Taumeln gehört zum Aroma

Ganz im Norden Serbiens in der Vojvodina, einem Ausläufer der pannonischen Tiefebene, an der Grenze zu Ungarn lebt Ottó Tolnai, einer der wichtigsten Autoren der zeitgenössischen ungarischen Literatur, dessen Werk auf Deutsch allerdings kaum greifbar ist. Zwei Erzählbändchen sind erschienen:  Ich kritzelte das Akazienwäldchen in mein Heft (2002), das Ilma Rakusa so rezensierte: ”Ungemein suggestiv entwirft Ottó Tolnai eine Welt, deren elementare Archaik ans Gewalttätige grenzt, ohne einen Rest von Poesie zu verleugnen.“, und Eine Postkarte an Don Dukay. Neun Geschichten aus der Provinz (2005). "Augenblicklich und wie durch ein Wunder verwandelt sich diese ländliche Gegend zum Mittelpunkt einer erschaffenen Welt, sobald Ottó Tolnai Hand daran gelegt und daraus Lyrik, Prosa oder Essays, mit einem Wort, eine charakteristische, groß angelegte Tolnaiade schöpft." konstatiert der ungarische Dichterkollege Lajos Parti Nagy.

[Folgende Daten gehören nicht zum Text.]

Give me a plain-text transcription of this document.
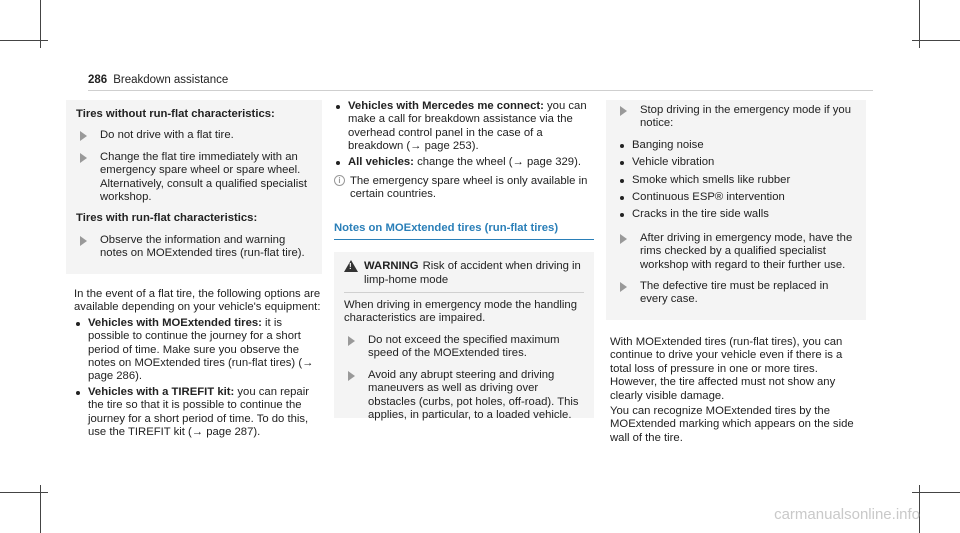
286 Breakdown assistance
Tires without run-flat characteristics:
Do not drive with a flat tire.
Change the flat tire immediately with an emergency spare wheel or spare wheel. Alternatively, consult a qualified specialist workshop.
Tires with run-flat characteristics:
Observe the information and warning notes on MOExtended tires (run-flat tire).

In the event of a flat tire, the following options are available depending on your vehicle's equipment:

Vehicles with MOExtended tires: it is possible to continue the journey for a short period of time. Make sure you observe the notes on MOExtended tires (run-flat tires) (→ page 286).
Vehicles with a TIREFIT kit: you can repair the tire so that it is possible to continue the journey for a short period of time. To do this, use the TIREFIT kit (→ page 287).
Vehicles with Mercedes me connect: you can make a call for breakdown assistance via the overhead control panel in the case of a breakdown (→ page 253).
All vehicles: change the wheel (→ page 329).
i The emergency spare wheel is only available in certain countries.
Notes on MOExtended tires (run-flat tires)
!
WARNING Risk of accident when driving in limp-home mode

When driving in emergency mode the handling characteristics are impaired.

Do not exceed the specified maximum speed of the MOExtended tires.
Avoid any abrupt steering and driving maneuvers as well as driving over obstacles (curbs, pot holes, off-road). This applies, in particular, to a loaded vehicle.
Stop driving in the emergency mode if you notice:
Banging noise
Vehicle vibration
Smoke which smells like rubber
Continuous ESP® intervention
Cracks in the tire side walls
After driving in emergency mode, have the rims checked by a qualified specialist workshop with regard to their further use.
The defective tire must be replaced in every case.

With MOExtended tires (run-flat tires), you can continue to drive your vehicle even if there is a total loss of pressure in one or more tires. However, the tire affected must not show any clearly visible damage.

You can recognize MOExtended tires by the MOExtended marking which appears on the side wall of the tire.

carmanualsonline.info
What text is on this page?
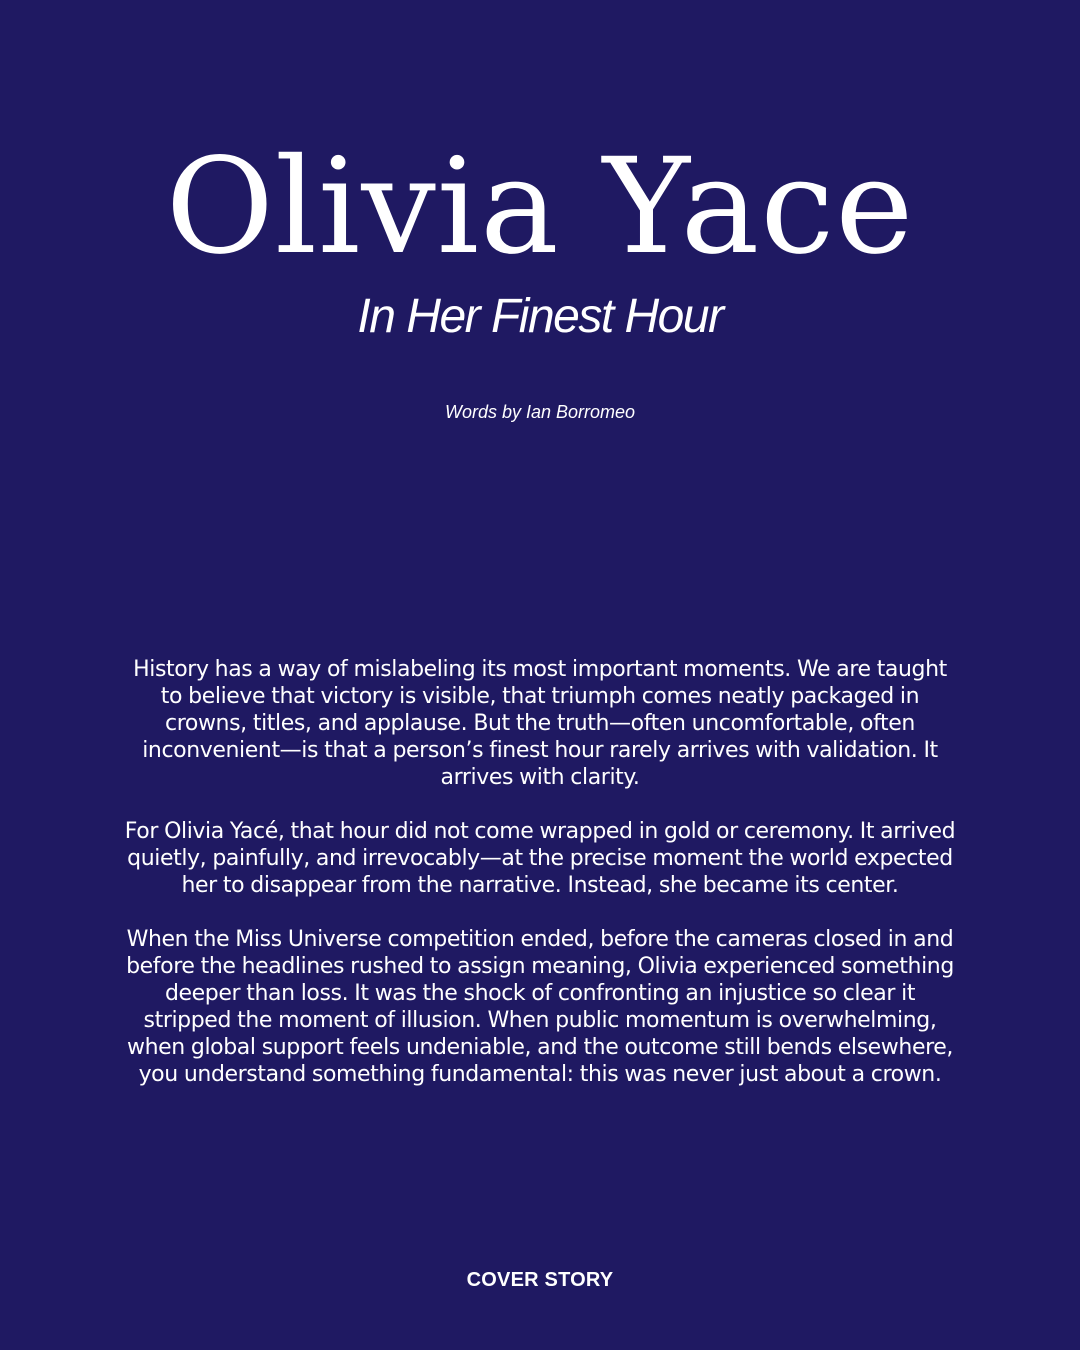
Olivia Yace
In Her Finest Hour
Words by Ian Borromeo

History has a way of mislabeling its most important moments. We are taught to believe that victory is visible, that triumph comes neatly packaged in crowns, titles, and applause. But the truth—often uncomfortable, often inconvenient—is that a person’s finest hour rarely arrives with validation. It arrives with clarity.

For Olivia Yacé, that hour did not come wrapped in gold or ceremony. It arrived quietly, painfully, and irrevocably—at the precise moment the world expected her to disappear from the narrative. Instead, she became its center.

When the Miss Universe competition ended, before the cameras closed in and before the headlines rushed to assign meaning, Olivia experienced something deeper than loss. It was the shock of confronting an injustice so clear it stripped the moment of illusion. When public momentum is overwhelming, when global support feels undeniable, and the outcome still bends elsewhere, you understand something fundamental: this was never just about a crown.

COVER STORY
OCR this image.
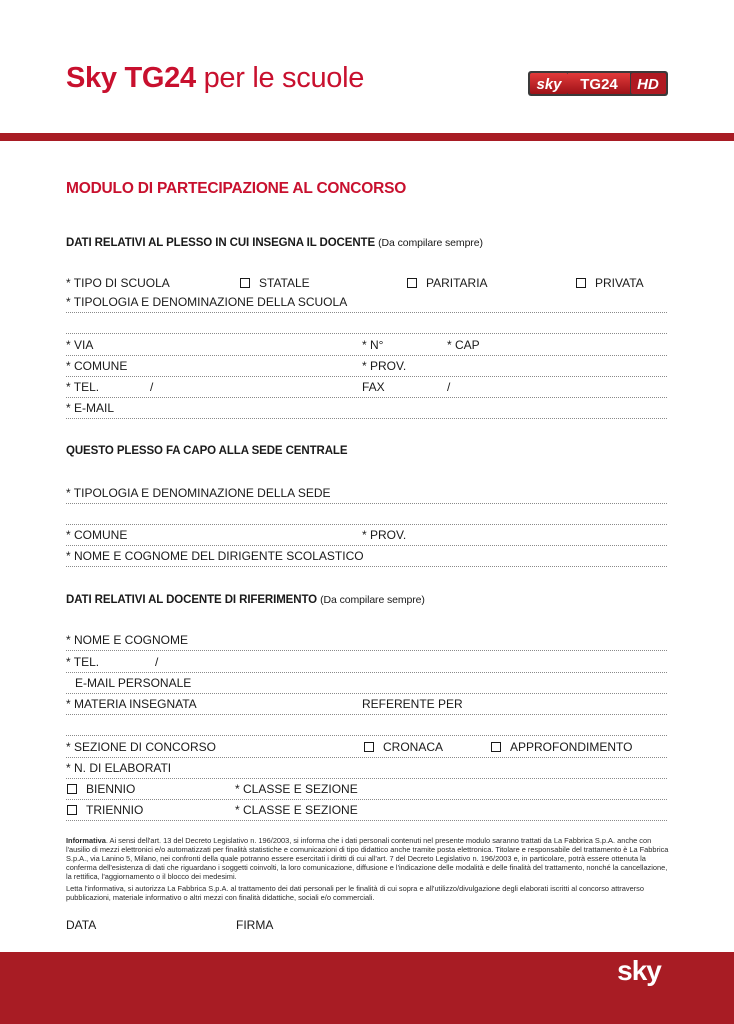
Sky TG24 per le scuole	sky TG24 HD
MODULO DI PARTECIPAZIONE AL CONCORSO
DATI RELATIVI AL PLESSO IN CUI INSEGNA IL DOCENTE (Da compilare sempre)
* TIPO DI SCUOLA	STATALE	PARITARIA	PRIVATA
* TIPOLOGIA E DENOMINAZIONE DELLA SCUOLA
* VIA	* N°	* CAP
* COMUNE	* PROV.
* TEL.	/	FAX	/
* E-MAIL
QUESTO PLESSO FA CAPO ALLA SEDE CENTRALE
* TIPOLOGIA E DENOMINAZIONE DELLA SEDE
* COMUNE	* PROV.
* NOME E COGNOME DEL DIRIGENTE SCOLASTICO
DATI RELATIVI AL DOCENTE DI RIFERIMENTO (Da compilare sempre)
* NOME E COGNOME
* TEL.	/
E-MAIL PERSONALE
* MATERIA INSEGNATA	REFERENTE PER
* SEZIONE DI CONCORSO	CRONACA	APPROFONDIMENTO
* N. DI ELABORATI
BIENNIO	* CLASSE E SEZIONE
TRIENNIO	* CLASSE E SEZIONE
Informativa. Ai sensi dell'art. 13 del Decreto Legislativo n. 196/2003, si informa che i dati personali contenuti nel presente modulo saranno trattati da La Fabbrica S.p.A. anche con l'ausilio di mezzi elettronici e/o automatizzati per finalità statistiche e comunicazioni di tipo didattico anche tramite posta elettronica. Titolare e responsabile del trattamento è La Fabbrica S.p.A., via Lanino 5, Milano, nei confronti della quale potranno essere esercitati i diritti di cui all'art. 7 del Decreto Legislativo n. 196/2003 e, in particolare, potrà essere ottenuta la conferma dell'esistenza di dati che riguardano i soggetti coinvolti, la loro comunicazione, diffusione e l'indicazione delle modalità e delle finalità del trattamento, nonché la cancellazione, la rettifica, l'aggiornamento o il blocco dei medesimi.
Letta l'informativa, si autorizza La Fabbrica S.p.A. al trattamento dei dati personali per le finalità di cui sopra e all'utilizzo/divulgazione degli elaborati iscritti al concorso attraverso pubblicazioni, materiale informativo o altri mezzi con finalità didattiche, sociali e/o commerciali.
DATA	FIRMA
sky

Was eine Tolnaiade ist? Tatsächlich gibt es Eigenheiten in Tolnais Schreiben, die unverkennbar sind und die sich auch in dem 2009 in der Edition Korrespondenzen erschienenen Band Gedichte “Göttlicher Gestank” ausmachen lassen. Schon das handschriftlich geschriebene Gedicht auf dem Vorsatz zeigt Spuren davon: die Worte legen sich in Schlingen und werden selbst zu Fangseilen, attackiert und umspielt von Akzenten und Punkten, einfach und gedoppelt. Kein Kreuz, kein Schnitt, kein Hüben und Drüben. Die Worte schwingen durch den Raum mit ihren Zwiebeltürmen, Schmetterlingen, Pferdeköpfen.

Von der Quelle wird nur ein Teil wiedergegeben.